Andrei Bely, romancier, poète, critique et dramaturge connu, est né en 1880 et est mort en 1934. Il était l'un des principaux théoriciens du symbolisme et a traversé des périodes difficiles de l'histoire de la Russie, y compris la révolution de 1905, la Première Guerre mondiale, la révolution d'Octobre et la guerre civile, ce qui a marqué sa vie et son œuvre. Bely a créé des œuvres uniques sous forme de prose lyrique rythmée.
Le vrai nom de l'écrivain est Boris Nikolaïevitch Bougaïev. Il est né à Moscou le 26 octobre 1880 dans une famille de mathématicien, d'où il a hérité de l'amour des sciences exactes. Son père espérait que son fils suivrait ses traces, mais Boris a choisi son propre chemin.
Un garçon doué a étudié au gymnase L. I. Polivanov à Moscou, où son amour pour la littérature s'est manifesté. Il a été influencé par la famille Soloviev, des historiens et philosophes connus. La philosophie de Nietzsche, Schopenhauer, ainsi que son intérêt pour le bouddhisme et l'occultisme ont joué un rôle important dans sa quête d'une nouvelle perception du monde.
Andrei Bely a terminé le département des sciences naturelles de la faculté de physique et de mathématiques de l'Université de Moscou et a ensuite étudié à la faculté d'histoire et de philologie. Cependant, il considérait que les mathématiques ne faisaient que systématiser la vie et n'a jamais travaillé dans ce domaine, préférant la création.
Ses premières œuvres ont été accueillies avec enthousiasme par les philosophes et les symbolistes, mais rejetées par les critiques.
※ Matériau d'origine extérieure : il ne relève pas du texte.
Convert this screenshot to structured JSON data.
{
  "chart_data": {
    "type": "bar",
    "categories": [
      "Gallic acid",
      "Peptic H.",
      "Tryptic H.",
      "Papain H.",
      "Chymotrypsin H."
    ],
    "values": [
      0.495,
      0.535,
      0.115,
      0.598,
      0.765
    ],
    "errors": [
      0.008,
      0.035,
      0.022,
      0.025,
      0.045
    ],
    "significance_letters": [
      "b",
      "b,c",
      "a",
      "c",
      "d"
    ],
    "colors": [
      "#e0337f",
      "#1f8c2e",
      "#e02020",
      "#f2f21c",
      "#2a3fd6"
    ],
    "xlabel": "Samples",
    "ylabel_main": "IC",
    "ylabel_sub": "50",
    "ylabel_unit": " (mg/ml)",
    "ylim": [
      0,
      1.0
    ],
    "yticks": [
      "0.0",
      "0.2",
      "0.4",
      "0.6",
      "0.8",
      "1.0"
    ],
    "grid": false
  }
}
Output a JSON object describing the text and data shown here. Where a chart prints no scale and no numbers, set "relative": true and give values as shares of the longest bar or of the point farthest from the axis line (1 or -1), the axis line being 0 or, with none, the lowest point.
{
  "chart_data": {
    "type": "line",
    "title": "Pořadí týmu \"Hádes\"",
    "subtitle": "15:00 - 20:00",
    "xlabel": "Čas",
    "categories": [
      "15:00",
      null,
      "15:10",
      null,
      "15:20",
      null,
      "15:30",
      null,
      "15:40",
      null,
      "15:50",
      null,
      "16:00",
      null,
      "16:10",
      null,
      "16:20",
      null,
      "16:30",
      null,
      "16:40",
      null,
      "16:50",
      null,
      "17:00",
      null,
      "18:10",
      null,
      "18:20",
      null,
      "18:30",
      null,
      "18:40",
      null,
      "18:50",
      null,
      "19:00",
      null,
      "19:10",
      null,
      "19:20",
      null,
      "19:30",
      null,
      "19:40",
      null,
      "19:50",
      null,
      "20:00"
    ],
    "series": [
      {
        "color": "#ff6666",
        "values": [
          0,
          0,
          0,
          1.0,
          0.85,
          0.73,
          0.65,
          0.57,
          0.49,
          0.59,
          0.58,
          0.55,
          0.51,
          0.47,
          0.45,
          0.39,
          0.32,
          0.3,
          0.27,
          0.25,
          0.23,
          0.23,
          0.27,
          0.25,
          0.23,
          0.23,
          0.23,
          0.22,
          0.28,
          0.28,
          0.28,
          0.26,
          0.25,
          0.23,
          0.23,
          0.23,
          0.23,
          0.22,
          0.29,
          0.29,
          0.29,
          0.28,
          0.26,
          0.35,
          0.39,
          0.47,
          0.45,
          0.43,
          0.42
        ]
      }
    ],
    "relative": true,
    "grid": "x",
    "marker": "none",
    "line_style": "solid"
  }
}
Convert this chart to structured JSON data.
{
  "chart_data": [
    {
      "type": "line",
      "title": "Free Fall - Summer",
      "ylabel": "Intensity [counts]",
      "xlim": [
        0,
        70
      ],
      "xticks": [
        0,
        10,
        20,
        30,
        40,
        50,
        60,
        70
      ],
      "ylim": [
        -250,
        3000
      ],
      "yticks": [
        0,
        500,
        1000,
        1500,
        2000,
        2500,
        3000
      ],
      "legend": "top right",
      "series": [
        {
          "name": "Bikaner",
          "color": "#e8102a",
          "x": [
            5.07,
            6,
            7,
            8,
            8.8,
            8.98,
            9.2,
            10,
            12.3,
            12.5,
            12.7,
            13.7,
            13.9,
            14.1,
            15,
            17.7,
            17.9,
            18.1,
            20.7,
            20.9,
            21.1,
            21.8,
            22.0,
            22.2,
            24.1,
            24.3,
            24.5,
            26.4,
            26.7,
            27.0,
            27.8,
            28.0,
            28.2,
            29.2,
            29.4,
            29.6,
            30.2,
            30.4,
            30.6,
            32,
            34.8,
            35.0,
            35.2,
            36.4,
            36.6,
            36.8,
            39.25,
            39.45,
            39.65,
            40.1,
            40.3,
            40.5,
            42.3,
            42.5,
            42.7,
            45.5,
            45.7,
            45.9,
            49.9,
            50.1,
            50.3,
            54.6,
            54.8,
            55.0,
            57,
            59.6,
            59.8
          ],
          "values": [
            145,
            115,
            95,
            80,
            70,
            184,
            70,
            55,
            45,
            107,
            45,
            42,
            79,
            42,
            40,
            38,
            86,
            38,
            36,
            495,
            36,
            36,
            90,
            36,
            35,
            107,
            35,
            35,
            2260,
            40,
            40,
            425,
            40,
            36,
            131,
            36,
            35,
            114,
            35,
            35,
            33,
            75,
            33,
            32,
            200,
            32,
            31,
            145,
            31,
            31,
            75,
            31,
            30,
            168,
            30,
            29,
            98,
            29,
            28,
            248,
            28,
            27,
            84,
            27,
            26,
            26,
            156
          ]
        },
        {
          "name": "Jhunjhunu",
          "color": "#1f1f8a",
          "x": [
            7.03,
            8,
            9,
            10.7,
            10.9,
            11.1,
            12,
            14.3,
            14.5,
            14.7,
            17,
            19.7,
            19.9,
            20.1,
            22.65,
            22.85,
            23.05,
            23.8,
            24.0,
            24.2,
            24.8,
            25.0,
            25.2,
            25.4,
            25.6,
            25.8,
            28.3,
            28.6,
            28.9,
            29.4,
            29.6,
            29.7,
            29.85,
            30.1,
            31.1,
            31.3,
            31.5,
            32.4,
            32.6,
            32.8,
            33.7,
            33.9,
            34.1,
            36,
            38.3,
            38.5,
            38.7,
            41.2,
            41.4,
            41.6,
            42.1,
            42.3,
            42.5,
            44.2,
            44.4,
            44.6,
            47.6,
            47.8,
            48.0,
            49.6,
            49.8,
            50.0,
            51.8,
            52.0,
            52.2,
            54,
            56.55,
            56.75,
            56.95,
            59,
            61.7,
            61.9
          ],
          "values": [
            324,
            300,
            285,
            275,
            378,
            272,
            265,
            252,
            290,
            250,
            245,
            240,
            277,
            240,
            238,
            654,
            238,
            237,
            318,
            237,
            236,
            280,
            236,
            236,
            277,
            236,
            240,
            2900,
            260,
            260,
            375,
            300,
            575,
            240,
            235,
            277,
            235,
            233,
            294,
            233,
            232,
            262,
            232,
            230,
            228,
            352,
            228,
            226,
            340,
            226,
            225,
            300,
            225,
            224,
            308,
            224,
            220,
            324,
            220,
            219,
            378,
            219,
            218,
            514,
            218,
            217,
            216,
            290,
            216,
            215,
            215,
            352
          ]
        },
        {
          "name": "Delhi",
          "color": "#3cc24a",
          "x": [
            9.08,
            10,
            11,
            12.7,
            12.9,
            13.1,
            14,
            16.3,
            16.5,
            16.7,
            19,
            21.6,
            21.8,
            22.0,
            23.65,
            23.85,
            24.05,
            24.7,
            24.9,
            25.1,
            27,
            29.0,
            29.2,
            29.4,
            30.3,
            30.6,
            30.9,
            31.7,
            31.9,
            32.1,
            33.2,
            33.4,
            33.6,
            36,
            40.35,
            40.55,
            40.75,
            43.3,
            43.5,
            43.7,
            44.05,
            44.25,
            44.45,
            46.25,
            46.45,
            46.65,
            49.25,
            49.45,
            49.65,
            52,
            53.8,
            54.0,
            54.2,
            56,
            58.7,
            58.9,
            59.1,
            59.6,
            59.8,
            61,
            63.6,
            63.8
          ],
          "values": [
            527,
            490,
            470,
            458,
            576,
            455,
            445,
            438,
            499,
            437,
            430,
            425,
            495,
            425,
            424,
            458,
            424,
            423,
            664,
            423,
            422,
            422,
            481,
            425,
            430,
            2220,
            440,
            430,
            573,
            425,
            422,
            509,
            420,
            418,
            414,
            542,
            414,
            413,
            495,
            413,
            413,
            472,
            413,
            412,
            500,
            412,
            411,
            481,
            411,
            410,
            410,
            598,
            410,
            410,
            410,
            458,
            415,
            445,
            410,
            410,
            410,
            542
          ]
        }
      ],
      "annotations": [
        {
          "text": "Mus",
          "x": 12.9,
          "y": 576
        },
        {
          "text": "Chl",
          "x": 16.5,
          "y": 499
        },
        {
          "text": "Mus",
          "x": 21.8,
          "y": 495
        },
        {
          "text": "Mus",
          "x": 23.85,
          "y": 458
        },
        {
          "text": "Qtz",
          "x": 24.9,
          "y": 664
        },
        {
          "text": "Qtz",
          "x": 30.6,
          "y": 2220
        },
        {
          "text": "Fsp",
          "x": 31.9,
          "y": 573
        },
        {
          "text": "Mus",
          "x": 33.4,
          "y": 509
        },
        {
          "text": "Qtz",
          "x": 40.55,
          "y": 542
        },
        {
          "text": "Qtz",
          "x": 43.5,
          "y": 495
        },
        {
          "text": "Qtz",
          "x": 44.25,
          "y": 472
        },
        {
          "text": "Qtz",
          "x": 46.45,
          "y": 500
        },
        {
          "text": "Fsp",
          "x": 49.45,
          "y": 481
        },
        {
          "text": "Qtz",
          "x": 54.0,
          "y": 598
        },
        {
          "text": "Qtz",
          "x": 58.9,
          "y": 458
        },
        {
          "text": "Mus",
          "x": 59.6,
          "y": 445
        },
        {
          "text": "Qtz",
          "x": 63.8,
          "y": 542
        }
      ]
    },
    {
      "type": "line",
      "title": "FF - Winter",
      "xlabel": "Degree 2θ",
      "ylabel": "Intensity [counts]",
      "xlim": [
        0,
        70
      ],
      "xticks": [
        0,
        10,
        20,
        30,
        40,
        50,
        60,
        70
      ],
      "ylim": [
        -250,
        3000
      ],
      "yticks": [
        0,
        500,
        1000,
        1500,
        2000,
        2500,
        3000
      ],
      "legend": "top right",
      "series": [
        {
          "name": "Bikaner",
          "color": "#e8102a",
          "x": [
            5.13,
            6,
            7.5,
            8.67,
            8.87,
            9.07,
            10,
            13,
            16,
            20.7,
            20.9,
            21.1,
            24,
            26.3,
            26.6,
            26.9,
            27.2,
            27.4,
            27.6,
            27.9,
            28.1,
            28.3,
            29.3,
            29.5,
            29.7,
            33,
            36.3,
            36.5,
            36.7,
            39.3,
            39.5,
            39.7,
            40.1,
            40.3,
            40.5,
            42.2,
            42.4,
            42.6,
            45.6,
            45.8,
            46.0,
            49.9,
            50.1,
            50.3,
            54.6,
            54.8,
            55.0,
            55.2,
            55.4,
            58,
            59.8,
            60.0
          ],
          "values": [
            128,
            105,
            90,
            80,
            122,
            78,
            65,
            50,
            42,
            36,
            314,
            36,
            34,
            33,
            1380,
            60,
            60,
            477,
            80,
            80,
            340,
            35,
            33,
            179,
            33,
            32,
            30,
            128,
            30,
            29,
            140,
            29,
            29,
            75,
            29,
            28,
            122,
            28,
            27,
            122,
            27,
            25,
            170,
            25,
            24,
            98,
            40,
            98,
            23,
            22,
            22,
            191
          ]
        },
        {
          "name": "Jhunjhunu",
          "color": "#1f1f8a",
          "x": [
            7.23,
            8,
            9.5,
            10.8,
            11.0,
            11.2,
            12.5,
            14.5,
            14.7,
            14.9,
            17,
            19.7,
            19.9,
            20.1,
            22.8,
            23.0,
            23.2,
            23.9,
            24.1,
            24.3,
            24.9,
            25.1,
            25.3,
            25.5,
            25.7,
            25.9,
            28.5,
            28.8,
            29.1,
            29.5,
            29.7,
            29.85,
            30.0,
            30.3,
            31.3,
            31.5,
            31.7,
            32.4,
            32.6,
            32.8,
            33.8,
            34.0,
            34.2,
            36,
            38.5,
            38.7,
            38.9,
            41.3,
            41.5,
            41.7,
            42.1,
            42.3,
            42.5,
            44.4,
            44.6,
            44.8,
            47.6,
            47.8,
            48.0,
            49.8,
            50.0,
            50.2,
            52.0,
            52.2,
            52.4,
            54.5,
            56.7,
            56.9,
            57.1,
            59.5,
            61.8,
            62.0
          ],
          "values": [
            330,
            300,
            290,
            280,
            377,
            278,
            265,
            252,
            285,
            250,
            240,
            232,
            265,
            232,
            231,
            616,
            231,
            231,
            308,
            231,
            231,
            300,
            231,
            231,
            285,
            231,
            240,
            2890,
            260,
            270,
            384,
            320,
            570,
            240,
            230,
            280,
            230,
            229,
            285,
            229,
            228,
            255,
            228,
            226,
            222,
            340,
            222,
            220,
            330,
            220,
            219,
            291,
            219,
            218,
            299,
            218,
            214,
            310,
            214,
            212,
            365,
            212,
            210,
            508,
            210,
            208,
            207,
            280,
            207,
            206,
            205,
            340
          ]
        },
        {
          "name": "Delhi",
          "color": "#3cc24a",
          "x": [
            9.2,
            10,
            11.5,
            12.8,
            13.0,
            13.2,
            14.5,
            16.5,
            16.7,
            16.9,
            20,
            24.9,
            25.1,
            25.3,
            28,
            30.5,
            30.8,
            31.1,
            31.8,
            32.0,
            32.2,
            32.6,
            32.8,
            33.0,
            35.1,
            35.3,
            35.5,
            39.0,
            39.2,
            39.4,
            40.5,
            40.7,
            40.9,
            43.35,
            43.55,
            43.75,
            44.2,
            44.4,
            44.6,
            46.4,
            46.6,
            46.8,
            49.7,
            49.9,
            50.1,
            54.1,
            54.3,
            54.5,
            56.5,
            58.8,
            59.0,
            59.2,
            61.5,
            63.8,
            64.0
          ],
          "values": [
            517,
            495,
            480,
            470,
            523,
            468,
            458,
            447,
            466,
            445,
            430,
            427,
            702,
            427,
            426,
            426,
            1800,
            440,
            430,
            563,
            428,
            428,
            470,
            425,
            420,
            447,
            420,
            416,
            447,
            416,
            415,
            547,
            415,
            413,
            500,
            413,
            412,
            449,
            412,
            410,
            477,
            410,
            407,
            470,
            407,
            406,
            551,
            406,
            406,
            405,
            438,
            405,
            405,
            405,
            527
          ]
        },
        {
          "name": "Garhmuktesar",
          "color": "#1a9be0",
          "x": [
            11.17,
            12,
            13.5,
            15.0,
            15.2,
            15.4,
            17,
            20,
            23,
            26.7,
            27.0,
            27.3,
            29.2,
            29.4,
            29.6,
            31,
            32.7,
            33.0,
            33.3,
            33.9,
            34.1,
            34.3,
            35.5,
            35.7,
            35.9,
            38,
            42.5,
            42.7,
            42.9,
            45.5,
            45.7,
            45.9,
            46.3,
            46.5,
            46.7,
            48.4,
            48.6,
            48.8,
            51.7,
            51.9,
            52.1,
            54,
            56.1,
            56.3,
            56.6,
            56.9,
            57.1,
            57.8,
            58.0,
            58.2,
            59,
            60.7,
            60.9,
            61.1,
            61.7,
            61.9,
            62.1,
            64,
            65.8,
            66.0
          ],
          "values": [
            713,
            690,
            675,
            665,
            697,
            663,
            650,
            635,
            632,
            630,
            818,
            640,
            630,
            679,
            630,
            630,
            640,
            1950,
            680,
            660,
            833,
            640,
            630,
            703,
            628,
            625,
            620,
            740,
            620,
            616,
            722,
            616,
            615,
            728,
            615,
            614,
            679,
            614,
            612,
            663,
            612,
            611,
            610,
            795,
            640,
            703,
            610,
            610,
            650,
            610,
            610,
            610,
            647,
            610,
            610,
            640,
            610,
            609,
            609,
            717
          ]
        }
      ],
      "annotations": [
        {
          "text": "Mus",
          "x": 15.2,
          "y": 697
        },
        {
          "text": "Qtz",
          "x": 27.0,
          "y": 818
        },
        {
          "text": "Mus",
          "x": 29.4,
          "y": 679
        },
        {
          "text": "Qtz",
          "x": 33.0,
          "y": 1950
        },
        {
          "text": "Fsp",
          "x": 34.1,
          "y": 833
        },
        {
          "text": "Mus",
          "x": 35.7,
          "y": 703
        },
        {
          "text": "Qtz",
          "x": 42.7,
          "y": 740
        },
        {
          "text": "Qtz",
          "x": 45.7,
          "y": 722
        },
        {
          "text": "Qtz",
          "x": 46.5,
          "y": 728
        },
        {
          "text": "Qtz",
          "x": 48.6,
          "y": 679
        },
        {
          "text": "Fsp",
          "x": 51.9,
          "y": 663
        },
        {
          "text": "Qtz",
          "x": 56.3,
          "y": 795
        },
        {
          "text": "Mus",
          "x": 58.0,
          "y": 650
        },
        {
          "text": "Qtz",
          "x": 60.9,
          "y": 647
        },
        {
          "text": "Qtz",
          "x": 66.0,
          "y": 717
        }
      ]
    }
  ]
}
Bely a créé un nouveau genre littéraire, les « symphonies », une prose rythmée. En 1902, la « Symphonie (2e, dramatique) » a été publiée, suscitant des réactions mitigées du public et des critiques, mais a enchanté les symbolistes.
À cette époque, Bely a écrit des articles programmatiques tels que « Formes de l'art », « Sur la théurgie » et « Le symbolisme comme compréhension du monde ». Ensuite, son premier roman « La Colombe d'argent » est sorti, consacré aux relations entre l'intelligentsia et le peuple.
L'une des plus grandes œuvres de Bely est le roman « Saint-Pétersbourg », écrit entre 1911 et 1914, qui a eu une influence significative sur la littérature russe.
Avant la révolution de 1917, l'écrivain vivait principalement à l'étranger, en Allemagne et en Suisse, où, sous l'influence de l'anthroposophie, il écrivait des poèmes pour le recueil « Étoile ». Il percevait la Première Guerre mondiale comme une catastrophe de la culture occidentale et est rentré en Russie à la veille de la révolution de février.
La révolution d'Octobre lui a d'abord donné de l'espoir, et il a participé activement à la vie littéraire, travaillant dans des institutions soviétiques et donnant des conférences. Entre 1918 et 1921, Bely a développé une activité littéraire intense, a créé la communauté « Wolfila » et a travaillé activement avec de jeunes poètes.
En conséquence, son activité a porté ses fruits : Bely est devenu une figure significative de la littérature russe. Après la guerre civile, il a commencé à être publié, mais il est ensuite parti pour l'Allemagne. En 1923, il est revenu en Russie, mais son œuvre n'était pas acceptée par les communistes.
La biographie de Bely comprend deux mariages. Il a d'abord été marié à Anna Tourgueniev, parente d'I. S. Tourgueniev, mais leur mariage a été de courte durée. Sa deuxième épouse était K. N. Vassiliev, qui a influencé son retour en Russie. Bely n'avait pas d'enfants.
Andrei Bely est décédé le 8 janvier 1934 d'accidents vasculaires cérébraux causés par un coup de chaleur. Avec le temps, son œuvre est devenue plus reconnue et appréciée dans la société qu'elle ne l'était de son vivant.